Lait
infantile contaminé : alertez les bébés !
Après Nestlé (Guigoz, Nidal),
c’est maintenant au tour de Danone (Dumex, Blédilait), Lactalis (Picot) et
Vitagermine (Babybio) d’être suspectés d’un nouveau scandale sanitaire dans le
lait en poudre pour bébés.
Publié le 28/01/2026
En effet, une toxine, la
céréulide, présente dans ce lait, serait à l’origine de graves intoxications et
de la mort de deux nourrissons en France début janvier.
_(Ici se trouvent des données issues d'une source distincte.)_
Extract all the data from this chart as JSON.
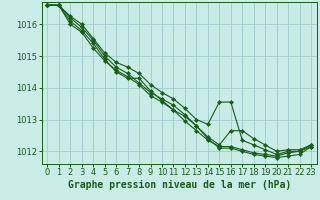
{
  "title": "Graphe pression niveau de la mer (hPa)",
  "background_color": "#c8ece6",
  "grid_color": "#a0cccc",
  "line_color": "#1a5c1a",
  "marker_color": "#1a5c1a",
  "xlim": [
    -0.5,
    23.5
  ],
  "ylim": [
    1011.6,
    1016.7
  ],
  "yticks": [
    1012,
    1013,
    1014,
    1015,
    1016
  ],
  "xticks": [
    0,
    1,
    2,
    3,
    4,
    5,
    6,
    7,
    8,
    9,
    10,
    11,
    12,
    13,
    14,
    15,
    16,
    17,
    18,
    19,
    20,
    21,
    22,
    23
  ],
  "series": [
    [
      1016.6,
      1016.6,
      1016.1,
      1015.8,
      1015.4,
      1014.9,
      1014.5,
      1014.3,
      1014.3,
      1013.9,
      1013.6,
      1013.3,
      1013.1,
      1012.8,
      1012.4,
      1012.1,
      1012.1,
      1012.0,
      1011.9,
      1011.85,
      1011.8,
      1011.85,
      1011.9,
      1012.15
    ],
    [
      1016.6,
      1016.6,
      1016.0,
      1015.75,
      1015.25,
      1014.85,
      1014.55,
      1014.35,
      1014.1,
      1013.75,
      1013.55,
      1013.3,
      1012.95,
      1012.65,
      1012.35,
      1012.15,
      1012.15,
      1012.05,
      1011.95,
      1011.9,
      1011.85,
      1011.95,
      1012.0,
      1012.2
    ],
    [
      1016.6,
      1016.6,
      1016.2,
      1015.9,
      1015.5,
      1015.0,
      1014.65,
      1014.45,
      1014.15,
      1013.85,
      1013.65,
      1013.45,
      1013.15,
      1012.8,
      1012.45,
      1012.2,
      1012.65,
      1012.65,
      1012.4,
      1012.2,
      1012.0,
      1012.05,
      1012.05,
      1012.2
    ],
    [
      1016.6,
      1016.6,
      1016.25,
      1016.0,
      1015.55,
      1015.1,
      1014.8,
      1014.65,
      1014.45,
      1014.1,
      1013.85,
      1013.65,
      1013.35,
      1013.0,
      1012.85,
      1013.55,
      1013.55,
      1012.35,
      1012.2,
      1012.05,
      1011.9,
      1012.0,
      1012.0,
      1012.15
    ]
  ],
  "xlabel_fontsize": 7,
  "tick_fontsize": 6
}
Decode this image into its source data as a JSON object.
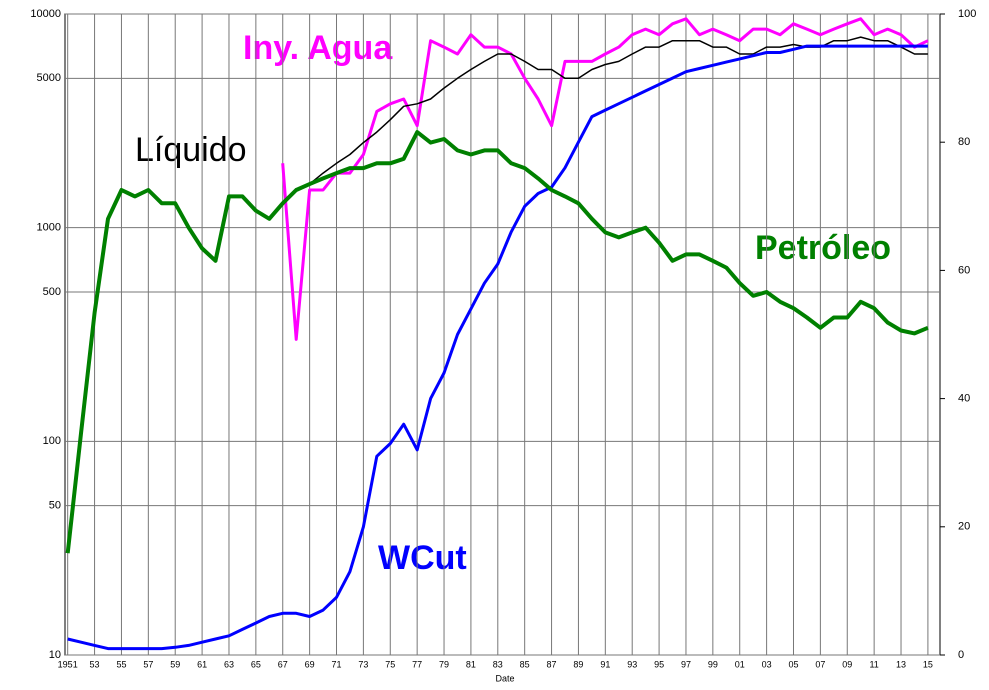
{
  "chart_data": {
    "type": "line",
    "x_label": "Date",
    "y_scale": "log",
    "grid": true,
    "x": [
      1951,
      1952,
      1953,
      1954,
      1955,
      1956,
      1957,
      1958,
      1959,
      1960,
      1961,
      1962,
      1963,
      1964,
      1965,
      1966,
      1967,
      1968,
      1969,
      1970,
      1971,
      1972,
      1973,
      1974,
      1975,
      1976,
      1977,
      1978,
      1979,
      1980,
      1981,
      1982,
      1983,
      1984,
      1985,
      1986,
      1987,
      1988,
      1989,
      1990,
      1991,
      1992,
      1993,
      1994,
      1995,
      1996,
      1997,
      1998,
      1999,
      2000,
      2001,
      2002,
      2003,
      2004,
      2005,
      2006,
      2007,
      2008,
      2009,
      2010,
      2011,
      2012,
      2013,
      2014,
      2015
    ],
    "xlim": [
      1950.8,
      2015.9
    ],
    "xticks": [
      {
        "value": 1951,
        "label": "1951"
      },
      {
        "value": 1953,
        "label": "53"
      },
      {
        "value": 1955,
        "label": "55"
      },
      {
        "value": 1957,
        "label": "57"
      },
      {
        "value": 1959,
        "label": "59"
      },
      {
        "value": 1961,
        "label": "61"
      },
      {
        "value": 1963,
        "label": "63"
      },
      {
        "value": 1965,
        "label": "65"
      },
      {
        "value": 1967,
        "label": "67"
      },
      {
        "value": 1969,
        "label": "69"
      },
      {
        "value": 1971,
        "label": "71"
      },
      {
        "value": 1973,
        "label": "73"
      },
      {
        "value": 1975,
        "label": "75"
      },
      {
        "value": 1977,
        "label": "77"
      },
      {
        "value": 1979,
        "label": "79"
      },
      {
        "value": 1981,
        "label": "81"
      },
      {
        "value": 1983,
        "label": "83"
      },
      {
        "value": 1985,
        "label": "85"
      },
      {
        "value": 1987,
        "label": "87"
      },
      {
        "value": 1989,
        "label": "89"
      },
      {
        "value": 1991,
        "label": "91"
      },
      {
        "value": 1993,
        "label": "93"
      },
      {
        "value": 1995,
        "label": "95"
      },
      {
        "value": 1997,
        "label": "97"
      },
      {
        "value": 1999,
        "label": "99"
      },
      {
        "value": 2001,
        "label": "01"
      },
      {
        "value": 2003,
        "label": "03"
      },
      {
        "value": 2005,
        "label": "05"
      },
      {
        "value": 2007,
        "label": "07"
      },
      {
        "value": 2009,
        "label": "09"
      },
      {
        "value": 2011,
        "label": "11"
      },
      {
        "value": 2013,
        "label": "13"
      },
      {
        "value": 2015,
        "label": "15"
      }
    ],
    "ylim": [
      10,
      10000
    ],
    "yticks": [
      10,
      50,
      100,
      500,
      1000,
      5000,
      10000
    ],
    "y2lim": [
      0,
      100
    ],
    "y2ticks": [
      0,
      20,
      40,
      60,
      80,
      100
    ],
    "series": [
      {
        "name": "Líquido",
        "color": "#000000",
        "values": [
          30,
          110,
          400,
          1100,
          1500,
          1400,
          1500,
          1300,
          1300,
          1000,
          800,
          700,
          1400,
          1400,
          1200,
          1100,
          1300,
          1500,
          1600,
          1800,
          2000,
          2200,
          2500,
          2800,
          3200,
          3700,
          3800,
          4000,
          4500,
          5000,
          5500,
          6000,
          6500,
          6500,
          6000,
          5500,
          5500,
          5000,
          5000,
          5500,
          5800,
          6000,
          6500,
          7000,
          7000,
          7500,
          7500,
          7500,
          7000,
          7000,
          6500,
          6500,
          7000,
          7000,
          7200,
          7000,
          7000,
          7500,
          7500,
          7800,
          7500,
          7500,
          7000,
          6500,
          6500
        ]
      },
      {
        "name": "Petróleo",
        "color": "#008000",
        "values": [
          30,
          110,
          400,
          1100,
          1500,
          1400,
          1500,
          1300,
          1300,
          1000,
          800,
          700,
          1400,
          1400,
          1200,
          1100,
          1300,
          1500,
          1600,
          1700,
          1800,
          1900,
          1900,
          2000,
          2000,
          2100,
          2800,
          2500,
          2600,
          2300,
          2200,
          2300,
          2300,
          2000,
          1900,
          1700,
          1500,
          1400,
          1300,
          1100,
          950,
          900,
          950,
          1000,
          850,
          700,
          750,
          750,
          700,
          650,
          550,
          480,
          500,
          450,
          420,
          380,
          340,
          380,
          380,
          450,
          420,
          360,
          330,
          320,
          340
        ]
      },
      {
        "name": "Iny. Agua",
        "color": "#ff00ff",
        "values": [
          null,
          null,
          null,
          null,
          null,
          null,
          null,
          null,
          null,
          null,
          null,
          null,
          null,
          null,
          null,
          null,
          2000,
          300,
          1500,
          1500,
          1800,
          1800,
          2200,
          3500,
          3800,
          4000,
          3000,
          7500,
          7000,
          6500,
          8000,
          7000,
          7000,
          6500,
          5000,
          4000,
          3000,
          6000,
          6000,
          6000,
          6500,
          7000,
          8000,
          8500,
          8000,
          9000,
          9500,
          8000,
          8500,
          8000,
          7500,
          8500,
          8500,
          8000,
          9000,
          8500,
          8000,
          8500,
          9000,
          9500,
          8000,
          8500,
          8000,
          7000,
          7500
        ]
      },
      {
        "name": "WCut",
        "color": "#0000ff",
        "axis": "y2",
        "values": [
          2.5,
          2,
          1.5,
          1,
          1,
          1,
          1,
          1,
          1.2,
          1.5,
          2,
          2.5,
          3,
          4,
          5,
          6,
          6.5,
          6.5,
          6,
          7,
          9,
          13,
          20,
          31,
          33,
          36,
          32,
          40,
          44,
          50,
          54,
          58,
          61,
          66,
          70,
          72,
          73,
          76,
          80,
          84,
          85,
          86,
          87,
          88,
          89,
          90,
          91,
          91.5,
          92,
          92.5,
          93,
          93.5,
          94,
          94,
          94.5,
          95,
          95,
          95,
          95,
          95,
          95,
          95,
          95,
          95,
          95
        ]
      }
    ]
  }
}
Cette contamination concerne
désormais plus de 50 pays dans le monde. Les dirigeants de ces grands
groupes pleurent, disant qu’ils ont fait le maximum pour retirer massivement et
rapidement les lots infectés dès qu’ils ont connu le problème. C’est
complètement faux : d’après la cellule investigation de Radio France, il s’est
passé onze jours entre la détection de lots contaminés de lait Guigoz et leur
rappel, et cinq jours pour le lait Picot du trust Lactalis. En plus, profit
oblige, « Nestlé a effectué les rappels au compte-gouttes, et même des
“retraits silencieux” dans certains pays, sans informer les consommateurs »,
selon l’association Foodwatch.
Ce scandale souligne aussi que
l’État n’a jamais voulu mettre en place un dispositif sanitaire et une
réglementation dignes de ce nom, Comme d’habitude, il laisse les capitalistes
de l’agroalimentaire faire des profits sans avoir à rendre le moindre compte.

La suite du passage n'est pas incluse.